Good Monday morning...
… and I am staring into the week before us, recognizing that we call this “Holy Week” because of the events in Jesus’ life leading up to His arrest, mock trials and conviction, crucifixion-death, burial, and resurrection… the essence of the gospel of Jesus the Christ. I am also deeply aware of my own struggle with doing anything different this week. Believing, on the one hand, that everyday I live is marked by Jesus’ death, burial, and resurrection, and on the other, that I am being disrespectful of the fourth commandment by not doing anything different.
For example, this year I do not have an “Easter message” for this Sunday, but in the way it has worked out, I will be teaching from Romans 8:28-39 on God’s Steadfast Love. Hmmm, could there be anything more related to the Easter story than God’s love expressed in Paul’s letter to the Romans, especially in chapter 8? My guilt for not engaging enough in the setting apart of Easter Sunday is up against the hand of God in honoring the systematic teaching of His Word. Is it dumb luck or His will?

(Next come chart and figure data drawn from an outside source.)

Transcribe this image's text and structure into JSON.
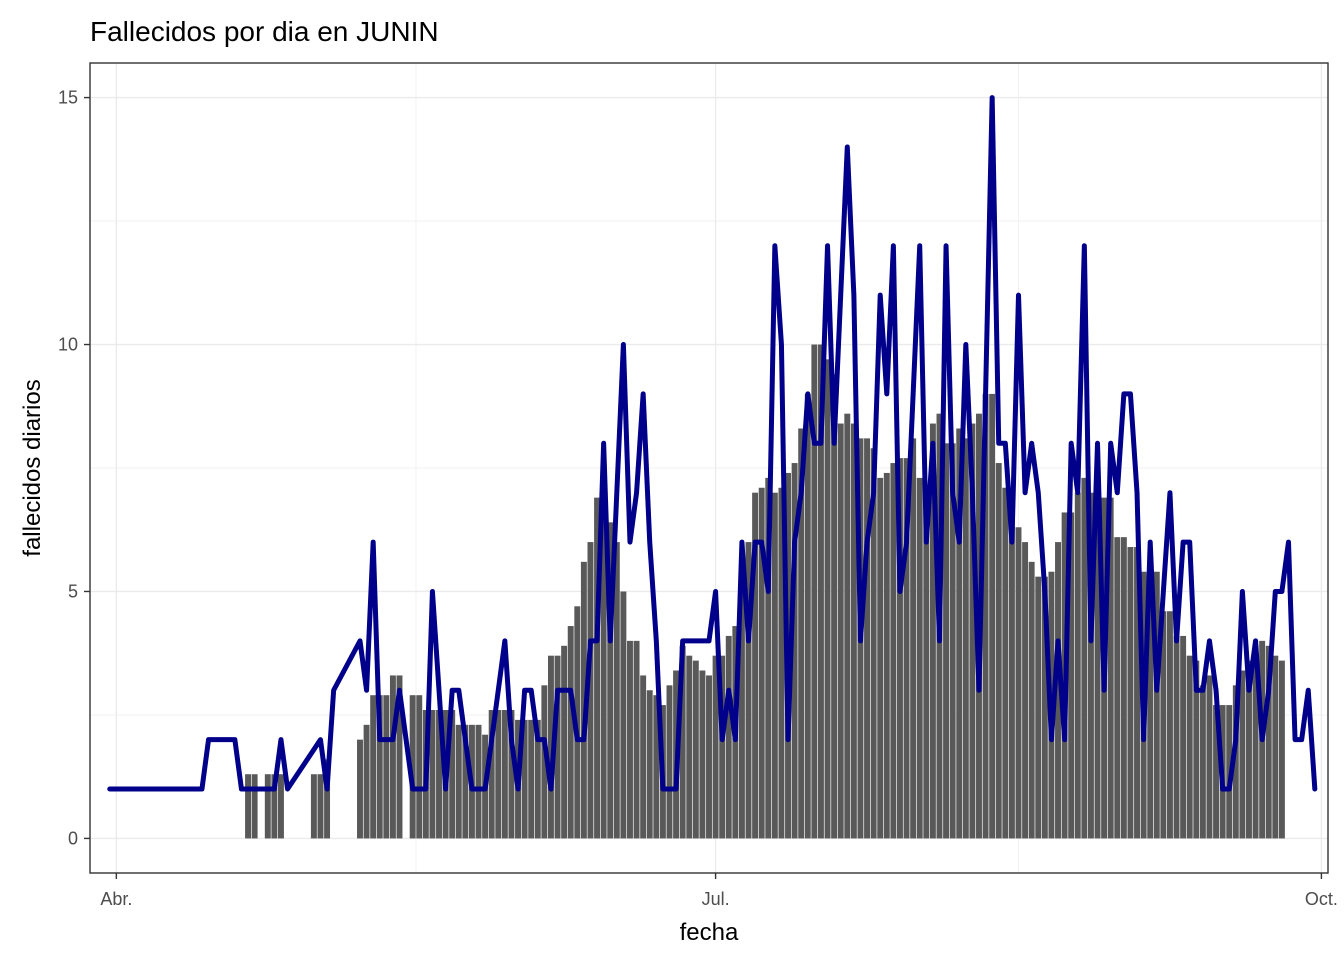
{
  "chart_data": {
    "type": "bar",
    "title": "Fallecidos por dia en JUNIN",
    "xlabel": "fecha",
    "ylabel": "fallecidos diarios",
    "x_ticks": [
      "Abr.",
      "Jul.",
      "Oct."
    ],
    "y_ticks": [
      "0",
      "5",
      "10",
      "15"
    ],
    "y_tick_values": [
      0,
      5,
      10,
      15
    ],
    "ylim": [
      -0.7,
      15.7
    ],
    "xlim": [
      "2020-03-28",
      "2020-10-02"
    ],
    "grid": true,
    "bar_color": "#595959",
    "line_color": "#00008B",
    "series": [
      {
        "type": "bar",
        "start_date": "2020-04-21",
        "values": [
          1.3,
          1.3,
          0,
          1.3,
          1.3,
          1.3,
          0,
          0,
          0,
          0,
          1.3,
          1.3,
          1.6,
          0,
          0,
          0,
          0,
          2,
          2.3,
          2.9,
          2.9,
          2.9,
          3.3,
          3.3,
          0,
          2.9,
          2.9,
          2.6,
          2.6,
          2.6,
          2.6,
          2.6,
          2.3,
          2.3,
          2.3,
          2.3,
          2.1,
          2.6,
          2.6,
          2.6,
          2.6,
          2.4,
          2.4,
          2.4,
          2.4,
          3.1,
          3.7,
          3.7,
          3.9,
          4.3,
          4.7,
          5.6,
          6,
          6.9,
          6.7,
          6.4,
          6,
          5,
          4,
          4,
          3.3,
          3,
          2.9,
          2.7,
          3.1,
          3.4,
          3.9,
          3.7,
          3.6,
          3.4,
          3.3,
          3.7,
          3.7,
          4.1,
          4.3,
          5.6,
          6,
          7,
          7.1,
          7.3,
          7,
          7.1,
          7.4,
          7.6,
          8.3,
          9,
          10,
          10,
          9.7,
          9.4,
          8.4,
          8.6,
          8.4,
          8.1,
          8.1,
          7.9,
          7.3,
          7.4,
          7.6,
          7.7,
          7.7,
          8.1,
          7.3,
          7,
          8.4,
          8.6,
          8,
          8,
          8.3,
          8.1,
          8.4,
          8.6,
          9,
          9,
          7.6,
          7.1,
          6.6,
          6.3,
          6,
          5.6,
          5.3,
          5.3,
          5.4,
          6,
          6.6,
          6.6,
          7,
          7.3,
          7,
          6.6,
          6.9,
          6.9,
          6.1,
          6.1,
          5.9,
          5.9,
          5.4,
          5.4,
          5.4,
          4.6,
          4.6,
          4.1,
          4.1,
          3.7,
          3.6,
          3.1,
          3.3,
          2.7,
          2.7,
          2.7,
          3.1,
          3.4,
          3.6,
          3.9,
          4,
          3.9,
          3.7,
          3.6
        ]
      },
      {
        "type": "line",
        "points": [
          [
            "2020-03-31",
            1
          ],
          [
            "2020-04-14",
            1
          ],
          [
            "2020-04-15",
            2
          ],
          [
            "2020-04-19",
            2
          ],
          [
            "2020-04-20",
            1
          ],
          [
            "2020-04-25",
            1
          ],
          [
            "2020-04-26",
            2
          ],
          [
            "2020-04-27",
            1
          ],
          [
            "2020-05-02",
            2
          ],
          [
            "2020-05-03",
            1
          ],
          [
            "2020-05-04",
            3
          ],
          [
            "2020-05-08",
            4
          ],
          [
            "2020-05-09",
            3
          ],
          [
            "2020-05-10",
            6
          ],
          [
            "2020-05-11",
            2
          ],
          [
            "2020-05-13",
            2
          ],
          [
            "2020-05-14",
            3
          ],
          [
            "2020-05-16",
            1
          ],
          [
            "2020-05-18",
            1
          ],
          [
            "2020-05-19",
            5
          ],
          [
            "2020-05-20",
            3
          ],
          [
            "2020-05-21",
            1
          ],
          [
            "2020-05-22",
            3
          ],
          [
            "2020-05-23",
            3
          ],
          [
            "2020-05-24",
            2
          ],
          [
            "2020-05-25",
            1
          ],
          [
            "2020-05-27",
            1
          ],
          [
            "2020-05-30",
            4
          ],
          [
            "2020-05-31",
            2
          ],
          [
            "2020-06-01",
            1
          ],
          [
            "2020-06-02",
            3
          ],
          [
            "2020-06-03",
            3
          ],
          [
            "2020-06-04",
            2
          ],
          [
            "2020-06-05",
            2
          ],
          [
            "2020-06-06",
            1
          ],
          [
            "2020-06-07",
            3
          ],
          [
            "2020-06-09",
            3
          ],
          [
            "2020-06-10",
            2
          ],
          [
            "2020-06-11",
            2
          ],
          [
            "2020-06-12",
            4
          ],
          [
            "2020-06-13",
            4
          ],
          [
            "2020-06-14",
            8
          ],
          [
            "2020-06-15",
            4
          ],
          [
            "2020-06-16",
            7
          ],
          [
            "2020-06-17",
            10
          ],
          [
            "2020-06-18",
            6
          ],
          [
            "2020-06-19",
            7
          ],
          [
            "2020-06-20",
            9
          ],
          [
            "2020-06-21",
            6
          ],
          [
            "2020-06-22",
            4
          ],
          [
            "2020-06-23",
            1
          ],
          [
            "2020-06-25",
            1
          ],
          [
            "2020-06-26",
            4
          ],
          [
            "2020-06-30",
            4
          ],
          [
            "2020-07-01",
            5
          ],
          [
            "2020-07-02",
            2
          ],
          [
            "2020-07-03",
            3
          ],
          [
            "2020-07-04",
            2
          ],
          [
            "2020-07-05",
            6
          ],
          [
            "2020-07-06",
            4
          ],
          [
            "2020-07-07",
            6
          ],
          [
            "2020-07-08",
            6
          ],
          [
            "2020-07-09",
            5
          ],
          [
            "2020-07-10",
            12
          ],
          [
            "2020-07-11",
            10
          ],
          [
            "2020-07-12",
            2
          ],
          [
            "2020-07-13",
            6
          ],
          [
            "2020-07-14",
            7
          ],
          [
            "2020-07-15",
            9
          ],
          [
            "2020-07-16",
            8
          ],
          [
            "2020-07-17",
            8
          ],
          [
            "2020-07-18",
            12
          ],
          [
            "2020-07-19",
            8
          ],
          [
            "2020-07-20",
            11
          ],
          [
            "2020-07-21",
            14
          ],
          [
            "2020-07-22",
            11
          ],
          [
            "2020-07-23",
            4
          ],
          [
            "2020-07-24",
            6
          ],
          [
            "2020-07-25",
            7
          ],
          [
            "2020-07-26",
            11
          ],
          [
            "2020-07-27",
            9
          ],
          [
            "2020-07-28",
            12
          ],
          [
            "2020-07-29",
            5
          ],
          [
            "2020-07-30",
            6
          ],
          [
            "2020-07-31",
            9
          ],
          [
            "2020-08-01",
            12
          ],
          [
            "2020-08-02",
            6
          ],
          [
            "2020-08-03",
            8
          ],
          [
            "2020-08-04",
            4
          ],
          [
            "2020-08-05",
            12
          ],
          [
            "2020-08-06",
            7
          ],
          [
            "2020-08-07",
            6
          ],
          [
            "2020-08-08",
            10
          ],
          [
            "2020-08-09",
            7
          ],
          [
            "2020-08-10",
            3
          ],
          [
            "2020-08-11",
            9
          ],
          [
            "2020-08-12",
            15
          ],
          [
            "2020-08-13",
            8
          ],
          [
            "2020-08-14",
            8
          ],
          [
            "2020-08-15",
            6
          ],
          [
            "2020-08-16",
            11
          ],
          [
            "2020-08-17",
            7
          ],
          [
            "2020-08-18",
            8
          ],
          [
            "2020-08-19",
            7
          ],
          [
            "2020-08-20",
            5
          ],
          [
            "2020-08-21",
            2
          ],
          [
            "2020-08-22",
            4
          ],
          [
            "2020-08-23",
            2
          ],
          [
            "2020-08-24",
            8
          ],
          [
            "2020-08-25",
            7
          ],
          [
            "2020-08-26",
            12
          ],
          [
            "2020-08-27",
            4
          ],
          [
            "2020-08-28",
            8
          ],
          [
            "2020-08-29",
            3
          ],
          [
            "2020-08-30",
            8
          ],
          [
            "2020-08-31",
            7
          ],
          [
            "2020-09-01",
            9
          ],
          [
            "2020-09-02",
            9
          ],
          [
            "2020-09-03",
            7
          ],
          [
            "2020-09-04",
            2
          ],
          [
            "2020-09-05",
            6
          ],
          [
            "2020-09-06",
            3
          ],
          [
            "2020-09-07",
            5
          ],
          [
            "2020-09-08",
            7
          ],
          [
            "2020-09-09",
            4
          ],
          [
            "2020-09-10",
            6
          ],
          [
            "2020-09-11",
            6
          ],
          [
            "2020-09-12",
            3
          ],
          [
            "2020-09-13",
            3
          ],
          [
            "2020-09-14",
            4
          ],
          [
            "2020-09-15",
            3
          ],
          [
            "2020-09-16",
            1
          ],
          [
            "2020-09-17",
            1
          ],
          [
            "2020-09-18",
            2
          ],
          [
            "2020-09-19",
            5
          ],
          [
            "2020-09-20",
            3
          ],
          [
            "2020-09-21",
            4
          ],
          [
            "2020-09-22",
            2
          ],
          [
            "2020-09-23",
            3
          ],
          [
            "2020-09-24",
            5
          ],
          [
            "2020-09-25",
            5
          ],
          [
            "2020-09-26",
            6
          ],
          [
            "2020-09-27",
            2
          ],
          [
            "2020-09-28",
            2
          ],
          [
            "2020-09-29",
            3
          ],
          [
            "2020-09-30",
            1
          ]
        ]
      }
    ]
  }
}
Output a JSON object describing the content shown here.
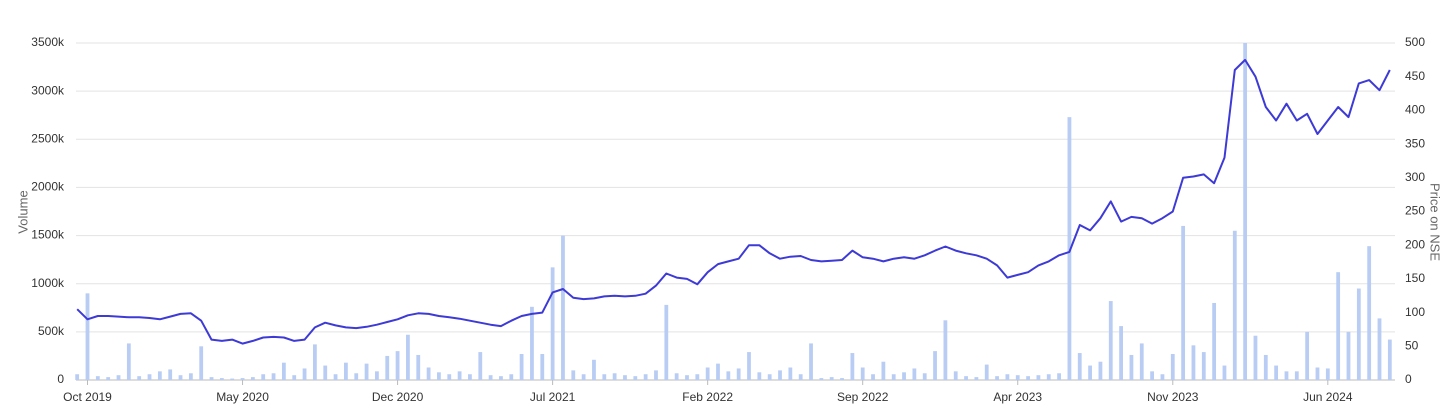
{
  "chart_data": {
    "type": "bar",
    "y_label": "Volume",
    "y2_label": "Price on NSE",
    "categories": [
      null,
      "Oct 2019",
      null,
      null,
      null,
      null,
      null,
      null,
      null,
      null,
      null,
      null,
      null,
      null,
      null,
      null,
      "May 2020",
      null,
      null,
      null,
      null,
      null,
      null,
      null,
      null,
      null,
      null,
      null,
      null,
      null,
      null,
      "Dec 2020",
      null,
      null,
      null,
      null,
      null,
      null,
      null,
      null,
      null,
      null,
      null,
      null,
      null,
      null,
      "Jul 2021",
      null,
      null,
      null,
      null,
      null,
      null,
      null,
      null,
      null,
      null,
      null,
      null,
      null,
      null,
      "Feb 2022",
      null,
      null,
      null,
      null,
      null,
      null,
      null,
      null,
      null,
      null,
      null,
      null,
      null,
      null,
      "Sep 2022",
      null,
      null,
      null,
      null,
      null,
      null,
      null,
      null,
      null,
      null,
      null,
      null,
      null,
      null,
      "Apr 2023",
      null,
      null,
      null,
      null,
      null,
      null,
      null,
      null,
      null,
      null,
      null,
      null,
      null,
      null,
      "Nov 2023",
      null,
      null,
      null,
      null,
      null,
      null,
      null,
      null,
      null,
      null,
      null,
      null,
      null,
      null,
      "Jun 2024",
      null,
      null,
      null,
      null,
      null,
      null
    ],
    "series": [
      {
        "name": "Volume",
        "type": "bar",
        "color": "#b9cdf4",
        "values": [
          60,
          900,
          40,
          30,
          50,
          380,
          40,
          60,
          90,
          110,
          50,
          70,
          350,
          30,
          20,
          15,
          20,
          30,
          60,
          70,
          180,
          50,
          120,
          370,
          150,
          60,
          180,
          70,
          170,
          90,
          250,
          300,
          470,
          260,
          130,
          80,
          60,
          90,
          60,
          290,
          50,
          40,
          60,
          270,
          760,
          270,
          1170,
          1500,
          100,
          60,
          210,
          60,
          70,
          50,
          40,
          60,
          100,
          780,
          70,
          50,
          60,
          130,
          170,
          90,
          120,
          290,
          80,
          60,
          100,
          130,
          60,
          380,
          20,
          30,
          20,
          280,
          130,
          60,
          190,
          60,
          80,
          120,
          70,
          300,
          620,
          90,
          40,
          30,
          160,
          40,
          60,
          50,
          40,
          50,
          60,
          70,
          2730,
          280,
          150,
          190,
          820,
          560,
          260,
          380,
          90,
          60,
          270,
          1600,
          360,
          290,
          800,
          150,
          1550,
          3500,
          460,
          260,
          150,
          90,
          90,
          500,
          130,
          120,
          1120,
          500,
          950,
          1390,
          640,
          420
        ]
      },
      {
        "name": "Price",
        "type": "line",
        "axis": "y2",
        "color": "#3d3ad6",
        "values": [
          105,
          90,
          95,
          95,
          94,
          93,
          93,
          92,
          90,
          94,
          98,
          99,
          88,
          60,
          58,
          60,
          54,
          58,
          63,
          64,
          63,
          58,
          60,
          78,
          85,
          81,
          78,
          77,
          79,
          82,
          86,
          90,
          96,
          99,
          98,
          95,
          93,
          91,
          88,
          85,
          82,
          80,
          88,
          95,
          98,
          100,
          130,
          135,
          122,
          120,
          121,
          124,
          125,
          124,
          125,
          128,
          140,
          158,
          152,
          150,
          142,
          160,
          172,
          176,
          180,
          200,
          200,
          188,
          180,
          183,
          184,
          178,
          176,
          177,
          178,
          192,
          182,
          180,
          176,
          180,
          182,
          180,
          185,
          192,
          198,
          192,
          188,
          185,
          180,
          170,
          152,
          156,
          160,
          170,
          176,
          185,
          190,
          230,
          222,
          240,
          265,
          235,
          242,
          240,
          232,
          240,
          250,
          300,
          302,
          305,
          292,
          330,
          460,
          475,
          450,
          405,
          385,
          410,
          385,
          395,
          365,
          385,
          405,
          390,
          440,
          445,
          430,
          460
        ]
      }
    ],
    "ylim": [
      0,
      3500
    ],
    "yticks": [
      0,
      {
        "value": 500,
        "label": "500k"
      },
      {
        "value": 1000,
        "label": "1000k"
      },
      {
        "value": 1500,
        "label": "1500k"
      },
      {
        "value": 2000,
        "label": "2000k"
      },
      {
        "value": 2500,
        "label": "2500k"
      },
      {
        "value": 3000,
        "label": "3000k"
      },
      {
        "value": 3500,
        "label": "3500k"
      }
    ],
    "y2lim": [
      0,
      500
    ],
    "y2ticks": [
      0,
      50,
      100,
      150,
      200,
      250,
      300,
      350,
      400,
      450,
      500
    ],
    "grid": true
  }
}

While I want to let myself off the hook on this, I’d better struggle a little more with my dilemma. When I say, “everyday I live is marked by Jesus’ death, burial, and resurrection” I need to check my heart… everyday… and make sure that I am in contact with my Savior and Lord through prayer, mission, and faithful engagement with the people in my life. In other words, am I connected to His work in my life? When I consider my daily routines, I am on the right track. So, why the dilemma?
Perhaps I struggle with keeping the Sabbath holy because I am entrenched in the battle of being Christ-like in our world that is heading rapidly in the opposite direction. Churchgoing is not in vogue here or in most of the world, but I wonder if staying the course by teaching the Word isn’t the faithfulness He is looking for. I will celebrate the resurrection of Jesus this Sunday, like I do every Sunday, with the church I love and belong to… and I will teach from Romans 8 on God’s steadfast love, as He orchestrated months ago when the preaching schedule was laid out for the book of Romans… lucky me!